MEMORANDUM
DATE: 08-20-02
TO: Dr. David Bosserman, Interim Vice-President for Business and Finance, and Controller
FROM: Greg
Fox, Chair, Flexible Compensation Benefits Committee
SUBJECT: Recommendation
for 457(b) Retirement Plan
The Flexible Compensation Benefits Committee is
recommending OSU's adoption of an IRC , Section 457(b) plan. A Section 457(b)

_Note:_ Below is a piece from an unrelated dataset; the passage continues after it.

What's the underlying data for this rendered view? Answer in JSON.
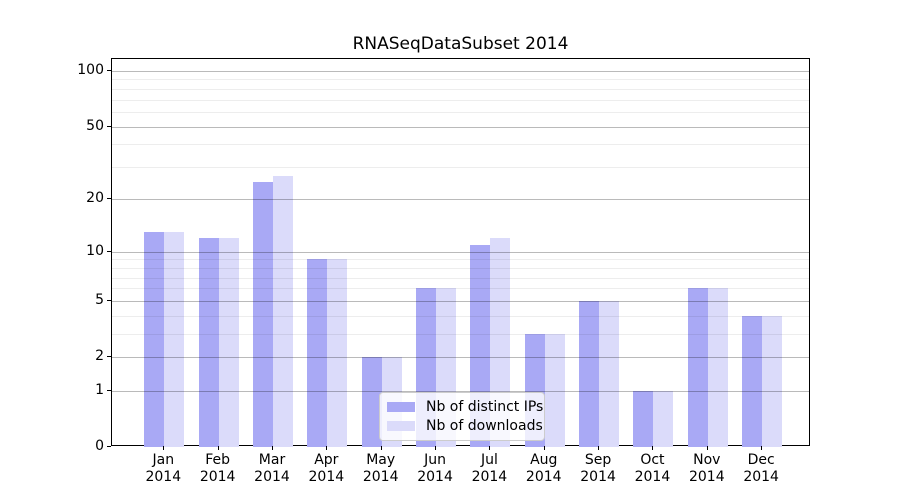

Plan would offer an additional means for tax sheltering federal and state income
tax with earnings tax-deferred until retirement. This would be in addition to
the current options available under IRC Section 403(b) plans. Previous required
offsets for participation in both plans are no longer in effect. Thus, an OSU
employee could contribute approximately $11,000-$12,000 more to retirement. This
could increase individual contributions to as much as $24,000 per year. The
attached information sheet summarizes key points of this type of retirement
vehicle.
Section 457(b) Retirement Plans were significantly altered
in the Economic Growth and Tax Relief Reconciliation Act of2001 (EGTRRA) and
proposed regulations were released in May 2002. Many comparable higher education
institutions have already adopted plans.
Offering a 457(b) plan does require additional
administrative oversight. A plan document is required and must be filed with the
IRS. In addition, there is the
administrative processing of salary reduction agreements and providing
supporting services to employees. The
benefits to individual employees, however, are significant.
We estimate approximately 200 employees currently contribute the maximum
allowable amount to a 403(b) plan.
We would hope such a plan could be in place by the beginning of the next calendar year. If you have any questions, please let me know.
457(b) Deferred Compensation Plans
Possible Addition to OSU's Offerings
· Similar to our existing TDA plan. Use a Salary Reduction Agreement form. Tax shelters federal and state income tax. Earnings are tax-deferred.
·
New laws now make it possible to maximize contributions on our TDA plan
and also allow
before-tax contributions to a 457(b). The former provision
requiring offsets of the two types of
plans is no longer in force.
·
Limits this year are $11,000 or $12,000 if age 50+. The previous limit
was $8,500.
·
Catch-up limits available of up to twice the regular limit if the
employee is within 3 years of
retirement and has not maximized contributions in past years. Unlike
the TDA 403(b) plan,
there is no 15-year catch up provision.
·
No 10% tax penalty if withdrawing prior to the age 55 or age 59 1/2 rules.
·
A negative consideration when comparing the plan to the TDA 403(b) plan
is the fact that at
this point in time, no loan provisions are available.
· Unlike the TDA 403(b) plan, hardship withdrawals would probably not be available for the 457(b) plan.
·
The IRS requires a Plan Document for a 457(b) plan; a 403(b) plan does
not.
·
Recent legislative changes have resulted in greater flexibility for
rollovers, resulting in enhanced
portability. Rollovers can now occur between 403(b), 401(a),
401 (k), and 457(b) plans.
However, rollover of 457(b) funds to another plan type will lose 457(b) status, which
would likely make the funds subject to the
10% tax penalty rules. 457(b)
accumulations can be rolled over to an IRA.